Top 7 FDI Destinations Globally
Country – Projects – Investment ($bn)
India – 697 – 63
US – 1,517 – 59.6
China – 789 – 56.6
UK – 974 – 53.3
Mexico – 351 – 24.3
Egypt – 49 – 15.5
Brazil – 268 – 17.3
Source: fDi Report 2016
India replaced China as the top destination for FDI by capital investment following a year of high-value project announcements, specifically across the coal, oil and natural gas and renewable energy sectors. India was the highest ranked country thanks to Foxconn and SunEdison investments as they have agreed to invest in projects valued at $5 bn and $4 bn respectively.
The rapid growth of greenfield FDI in India shows that while economic development organisations try to attract FDI for the contribution greenfield FDI can make to employment and GDP, FDI is strongly attracted to high-growth economies. Success breeds success and to attract high volumes of FDI, locations need to create the conditions for strong economic growth and development to take place.

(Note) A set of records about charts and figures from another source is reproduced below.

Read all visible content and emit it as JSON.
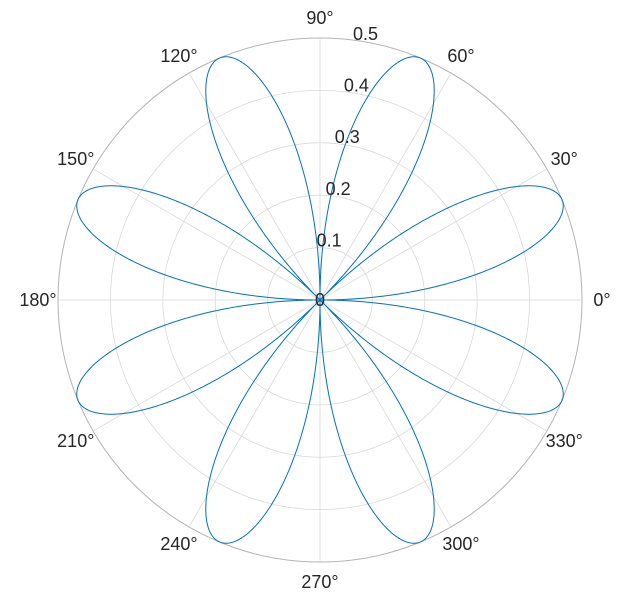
{
  "chart_data": {
    "type": "line",
    "coordinate_system": "polar",
    "function_description": "rose curve",
    "angle_ticks": [
      {
        "angle": 0,
        "label": "0°"
      },
      {
        "angle": 30,
        "label": "30°"
      },
      {
        "angle": 60,
        "label": "60°"
      },
      {
        "angle": 90,
        "label": "90°"
      },
      {
        "angle": 120,
        "label": "120°"
      },
      {
        "angle": 150,
        "label": "150°"
      },
      {
        "angle": 180,
        "label": "180°"
      },
      {
        "angle": 210,
        "label": "210°"
      },
      {
        "angle": 240,
        "label": "240°"
      },
      {
        "angle": 270,
        "label": "270°"
      },
      {
        "angle": 300,
        "label": "300°"
      },
      {
        "angle": 330,
        "label": "330°"
      }
    ],
    "radial_ticks": [
      {
        "value": 0,
        "label": "0"
      },
      {
        "value": 0.1,
        "label": "0.1"
      },
      {
        "value": 0.2,
        "label": "0.2"
      },
      {
        "value": 0.3,
        "label": "0.3"
      },
      {
        "value": 0.4,
        "label": "0.4"
      },
      {
        "value": 0.5,
        "label": "0.5"
      }
    ],
    "rlim": [
      0,
      0.5
    ],
    "grid": true,
    "series": [
      {
        "equation": "r = 0.5 * |sin(4θ)|",
        "amplitude": 0.5,
        "petals": 8,
        "petal_peak_angles_deg": [
          22.5,
          67.5,
          112.5,
          157.5,
          202.5,
          247.5,
          292.5,
          337.5
        ],
        "color": "#0072BD"
      }
    ],
    "colors": {
      "grid": "#d9d9d9",
      "outer_ring": "#b3b3b3",
      "text": "#262626"
    }
  }
}
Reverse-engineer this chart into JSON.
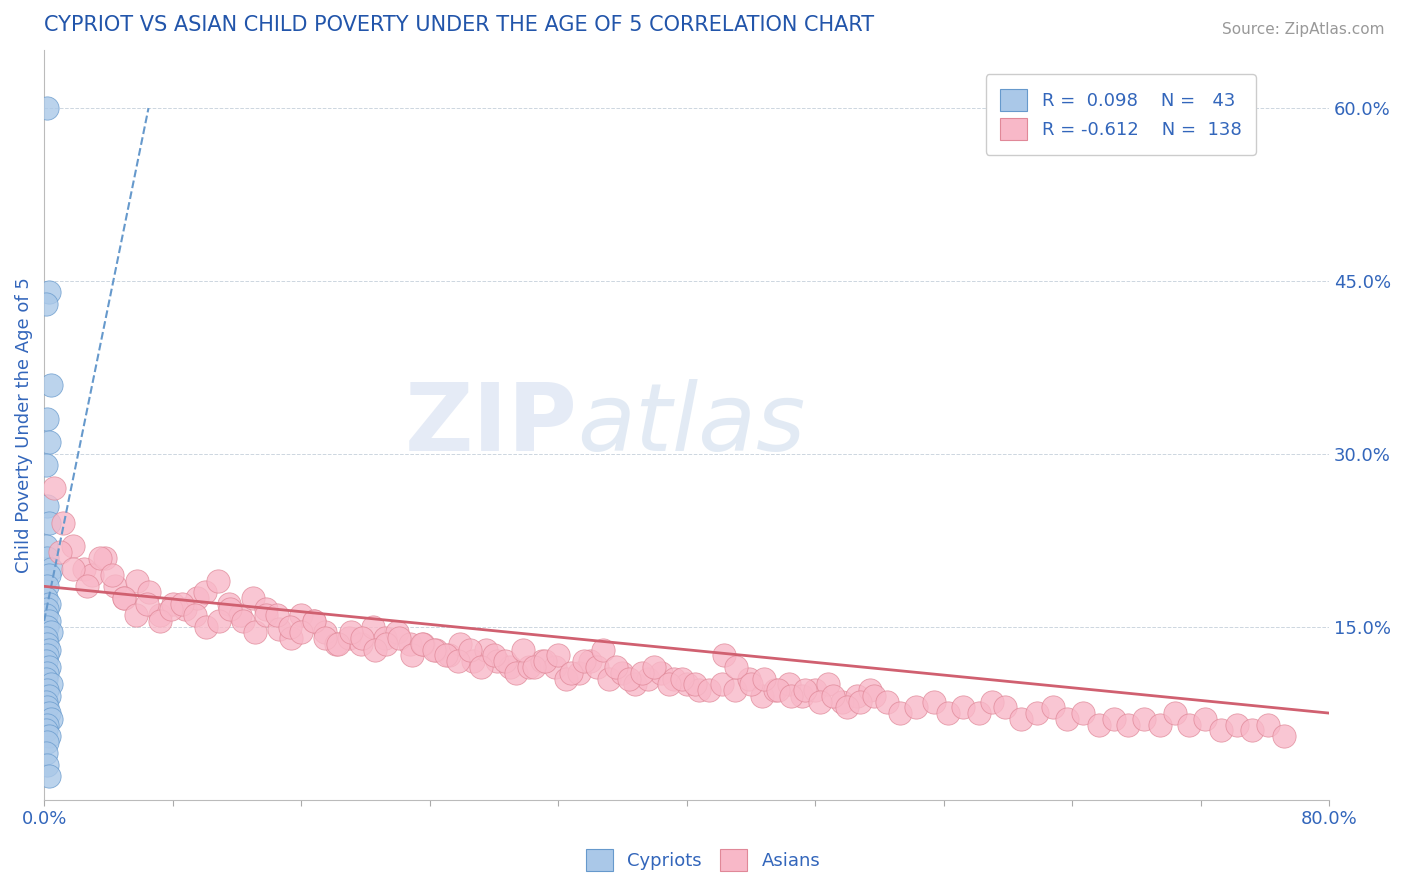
{
  "title": "CYPRIOT VS ASIAN CHILD POVERTY UNDER THE AGE OF 5 CORRELATION CHART",
  "source_text": "Source: ZipAtlas.com",
  "ylabel": "Child Poverty Under the Age of 5",
  "right_yticks": [
    "60.0%",
    "45.0%",
    "30.0%",
    "15.0%"
  ],
  "right_ytick_vals": [
    0.6,
    0.45,
    0.3,
    0.15
  ],
  "cypriot_color": "#aac8e8",
  "cypriot_edge_color": "#6699cc",
  "asian_color": "#f8b8c8",
  "asian_edge_color": "#e08898",
  "cypriot_trend_color": "#6699cc",
  "asian_trend_color": "#d06070",
  "watermark_color": "#d0dff0",
  "title_color": "#2255aa",
  "axis_label_color": "#3366bb",
  "legend_text_color": "#3366bb",
  "cypriot_scatter_x": [
    0.002,
    0.003,
    0.001,
    0.004,
    0.002,
    0.003,
    0.001,
    0.002,
    0.003,
    0.001,
    0.002,
    0.004,
    0.003,
    0.002,
    0.001,
    0.003,
    0.002,
    0.001,
    0.003,
    0.002,
    0.004,
    0.001,
    0.002,
    0.003,
    0.002,
    0.001,
    0.003,
    0.002,
    0.001,
    0.004,
    0.002,
    0.003,
    0.001,
    0.002,
    0.003,
    0.004,
    0.002,
    0.001,
    0.003,
    0.002,
    0.001,
    0.002,
    0.003
  ],
  "cypriot_scatter_y": [
    0.6,
    0.44,
    0.43,
    0.36,
    0.33,
    0.31,
    0.29,
    0.255,
    0.24,
    0.22,
    0.21,
    0.2,
    0.195,
    0.185,
    0.175,
    0.17,
    0.165,
    0.16,
    0.155,
    0.15,
    0.145,
    0.14,
    0.135,
    0.13,
    0.125,
    0.12,
    0.115,
    0.11,
    0.105,
    0.1,
    0.095,
    0.09,
    0.085,
    0.08,
    0.075,
    0.07,
    0.065,
    0.06,
    0.055,
    0.05,
    0.04,
    0.03,
    0.02
  ],
  "asian_scatter_x": [
    0.006,
    0.012,
    0.018,
    0.025,
    0.03,
    0.038,
    0.044,
    0.05,
    0.058,
    0.065,
    0.072,
    0.08,
    0.088,
    0.095,
    0.1,
    0.108,
    0.115,
    0.122,
    0.13,
    0.138,
    0.01,
    0.018,
    0.027,
    0.035,
    0.042,
    0.05,
    0.057,
    0.064,
    0.072,
    0.079,
    0.086,
    0.094,
    0.101,
    0.109,
    0.116,
    0.124,
    0.131,
    0.138,
    0.146,
    0.154,
    0.16,
    0.168,
    0.175,
    0.182,
    0.19,
    0.197,
    0.205,
    0.212,
    0.22,
    0.228,
    0.145,
    0.153,
    0.16,
    0.168,
    0.175,
    0.183,
    0.191,
    0.198,
    0.206,
    0.213,
    0.221,
    0.229,
    0.236,
    0.244,
    0.252,
    0.259,
    0.267,
    0.275,
    0.282,
    0.29,
    0.235,
    0.243,
    0.25,
    0.258,
    0.265,
    0.272,
    0.28,
    0.287,
    0.294,
    0.302,
    0.31,
    0.318,
    0.325,
    0.333,
    0.34,
    0.298,
    0.305,
    0.312,
    0.32,
    0.328,
    0.336,
    0.344,
    0.352,
    0.36,
    0.368,
    0.376,
    0.384,
    0.392,
    0.4,
    0.408,
    0.348,
    0.356,
    0.364,
    0.372,
    0.38,
    0.389,
    0.397,
    0.405,
    0.414,
    0.422,
    0.43,
    0.439,
    0.447,
    0.455,
    0.464,
    0.472,
    0.48,
    0.488,
    0.497,
    0.506,
    0.514,
    0.423,
    0.431,
    0.44,
    0.448,
    0.457,
    0.465,
    0.474,
    0.483,
    0.491,
    0.5,
    0.508,
    0.517,
    0.525,
    0.533,
    0.543,
    0.554,
    0.563,
    0.572,
    0.582,
    0.59,
    0.598,
    0.608,
    0.618,
    0.628,
    0.637,
    0.647,
    0.657,
    0.666,
    0.675,
    0.685,
    0.695,
    0.704,
    0.713,
    0.723,
    0.733,
    0.743,
    0.752,
    0.762,
    0.772
  ],
  "asian_scatter_y": [
    0.27,
    0.24,
    0.22,
    0.2,
    0.195,
    0.21,
    0.185,
    0.175,
    0.19,
    0.18,
    0.16,
    0.17,
    0.165,
    0.175,
    0.18,
    0.19,
    0.17,
    0.16,
    0.175,
    0.165,
    0.215,
    0.2,
    0.185,
    0.21,
    0.195,
    0.175,
    0.16,
    0.17,
    0.155,
    0.165,
    0.17,
    0.16,
    0.15,
    0.155,
    0.165,
    0.155,
    0.145,
    0.16,
    0.148,
    0.14,
    0.16,
    0.155,
    0.145,
    0.135,
    0.14,
    0.135,
    0.15,
    0.14,
    0.145,
    0.135,
    0.16,
    0.15,
    0.145,
    0.155,
    0.14,
    0.135,
    0.145,
    0.14,
    0.13,
    0.135,
    0.14,
    0.125,
    0.135,
    0.13,
    0.125,
    0.135,
    0.12,
    0.13,
    0.12,
    0.115,
    0.135,
    0.13,
    0.125,
    0.12,
    0.13,
    0.115,
    0.125,
    0.12,
    0.11,
    0.115,
    0.12,
    0.115,
    0.105,
    0.11,
    0.12,
    0.13,
    0.115,
    0.12,
    0.125,
    0.11,
    0.12,
    0.115,
    0.105,
    0.11,
    0.1,
    0.105,
    0.11,
    0.105,
    0.1,
    0.095,
    0.13,
    0.115,
    0.105,
    0.11,
    0.115,
    0.1,
    0.105,
    0.1,
    0.095,
    0.1,
    0.095,
    0.105,
    0.09,
    0.095,
    0.1,
    0.09,
    0.095,
    0.1,
    0.085,
    0.09,
    0.095,
    0.125,
    0.115,
    0.1,
    0.105,
    0.095,
    0.09,
    0.095,
    0.085,
    0.09,
    0.08,
    0.085,
    0.09,
    0.085,
    0.075,
    0.08,
    0.085,
    0.075,
    0.08,
    0.075,
    0.085,
    0.08,
    0.07,
    0.075,
    0.08,
    0.07,
    0.075,
    0.065,
    0.07,
    0.065,
    0.07,
    0.065,
    0.075,
    0.065,
    0.07,
    0.06,
    0.065,
    0.06,
    0.065,
    0.055
  ],
  "cypriot_trend_x": [
    0.0,
    0.065
  ],
  "cypriot_trend_y": [
    0.155,
    0.6
  ],
  "asian_trend_x": [
    0.0,
    0.8
  ],
  "asian_trend_y": [
    0.185,
    0.075
  ],
  "xlim": [
    0.0,
    0.8
  ],
  "ylim": [
    0.0,
    0.65
  ]
}
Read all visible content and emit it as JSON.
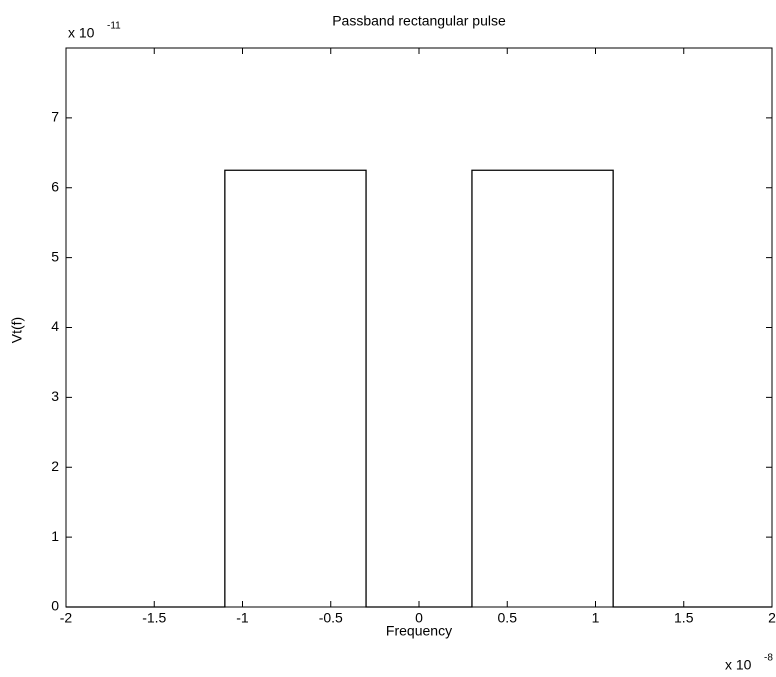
{
  "chart_data": {
    "type": "line",
    "title": "Passband rectangular pulse",
    "x_label": "Frequency",
    "y_label": "Vt(f)",
    "x_exponent": {
      "base": "x 10",
      "power": "-8"
    },
    "y_exponent": {
      "base": "x 10",
      "power": "-11"
    },
    "x": [
      -2,
      -1.1,
      -1.1,
      -0.3,
      -0.3,
      0.3,
      0.3,
      1.1,
      1.1,
      2
    ],
    "series": [
      {
        "color": "#000000",
        "values": [
          0,
          0,
          6.25,
          6.25,
          0,
          0,
          6.25,
          6.25,
          0,
          0
        ]
      }
    ],
    "xlim": [
      -2,
      2
    ],
    "xticks": [
      -2,
      -1.5,
      -1,
      -0.5,
      0,
      0.5,
      1,
      1.5,
      2
    ],
    "ylim": [
      0,
      8
    ],
    "yticks": [
      0,
      1,
      2,
      3,
      4,
      5,
      6,
      7
    ],
    "grid": false
  }
}
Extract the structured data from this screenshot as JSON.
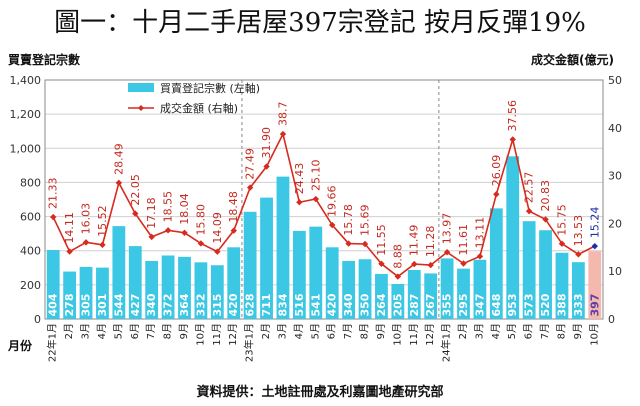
{
  "title": "圖一：十月二手居屋397宗登記 按月反彈19%",
  "footer": "資料提供：土地註冊處及利嘉圖地產研究部",
  "colors": {
    "bar": "#3cc8e4",
    "bar_last": "#f5b8ae",
    "line": "#d62b1e",
    "last_point": "#1f2fa8",
    "value_text": "#c42a20"
  },
  "chart_data": {
    "type": "bar",
    "title": "",
    "left_axis_label": "買賣登記宗數",
    "right_axis_label": "成交金額(億元)",
    "x_axis_label": "月份",
    "legend": [
      "買賣登記宗數 (左軸)",
      "成交金額 (右軸)"
    ],
    "legend_position": "top-left",
    "left_ylim": [
      0,
      1400
    ],
    "left_ticks": [
      "0",
      "200",
      "400",
      "600",
      "800",
      "1,000",
      "1,200",
      "1,400"
    ],
    "right_ylim": [
      0,
      50
    ],
    "right_ticks": [
      "0",
      "10",
      "20",
      "30",
      "40",
      "50"
    ],
    "grid": true,
    "categories": [
      "22年1月",
      "2月",
      "3月",
      "4月",
      "5月",
      "6月",
      "7月",
      "8月",
      "9月",
      "10月",
      "11月",
      "12月",
      "23年1月",
      "2月",
      "3月",
      "4月",
      "5月",
      "6月",
      "7月",
      "8月",
      "9月",
      "10月",
      "11月",
      "12月",
      "24年1月",
      "2月",
      "3月",
      "4月",
      "5月",
      "6月",
      "7月",
      "8月",
      "9月",
      "10月"
    ],
    "series": [
      {
        "name": "買賣登記宗數 (左軸)",
        "type": "bar",
        "axis": "left",
        "values": [
          404,
          278,
          305,
          301,
          544,
          427,
          340,
          372,
          364,
          332,
          315,
          420,
          628,
          711,
          834,
          516,
          541,
          420,
          340,
          350,
          264,
          205,
          287,
          267,
          355,
          295,
          347,
          648,
          953,
          573,
          520,
          388,
          333,
          397
        ]
      },
      {
        "name": "成交金額 (右軸)",
        "type": "line",
        "axis": "right",
        "values": [
          21.33,
          14.11,
          16.03,
          15.52,
          28.49,
          22.05,
          17.18,
          18.55,
          18.04,
          15.8,
          14.09,
          18.48,
          27.49,
          31.9,
          38.7,
          24.43,
          25.1,
          19.66,
          15.78,
          15.69,
          11.55,
          8.88,
          11.49,
          11.28,
          13.97,
          11.61,
          13.11,
          26.09,
          37.56,
          22.57,
          20.83,
          15.75,
          13.53,
          15.24
        ]
      }
    ]
  }
}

Increased domestic capital investment and job creation through the supply chain and the wealth effect further increases the direct and indirect impact of greenfield FDI.
According to fDi Markets, the motives cited by companies investing in India are domestic market growth potential and proximity to markets as the two main reasons for investing.
“India’s dramatic ascension in the FDI rankings has largely been due to dynamic Modi-led government focusing on ‘big bang’ FDI and labour law reforms. Relative stability within the government coupled with an effort to reduce the stagnating effects of bureaucracy has given foreign investors, across many industries, confidence in India as a remunerative investment opportunity,” says Kavan Bhandary, managing director, Wavteq India.
“Modi’s iconic ‘Make in India’ campaign is structured to attract more FDI to India and make the country a global manufacturing and industrial hub. This campaign has garnered global attention as he has encouraged foreign investors to privatise key sectors such as the railways, defence manufacturing and insurance, as well as the liberalisation of medical devices. Ease of doing business has always been a problem in India, and Modi’s campaign has addressed this by removing archaic laws,” added Bhandary.
The fDi Report 2016 estimates that greenfield capital investment by foreign investors was $700bn in 2015, an 8.6 percent increase over the previous year.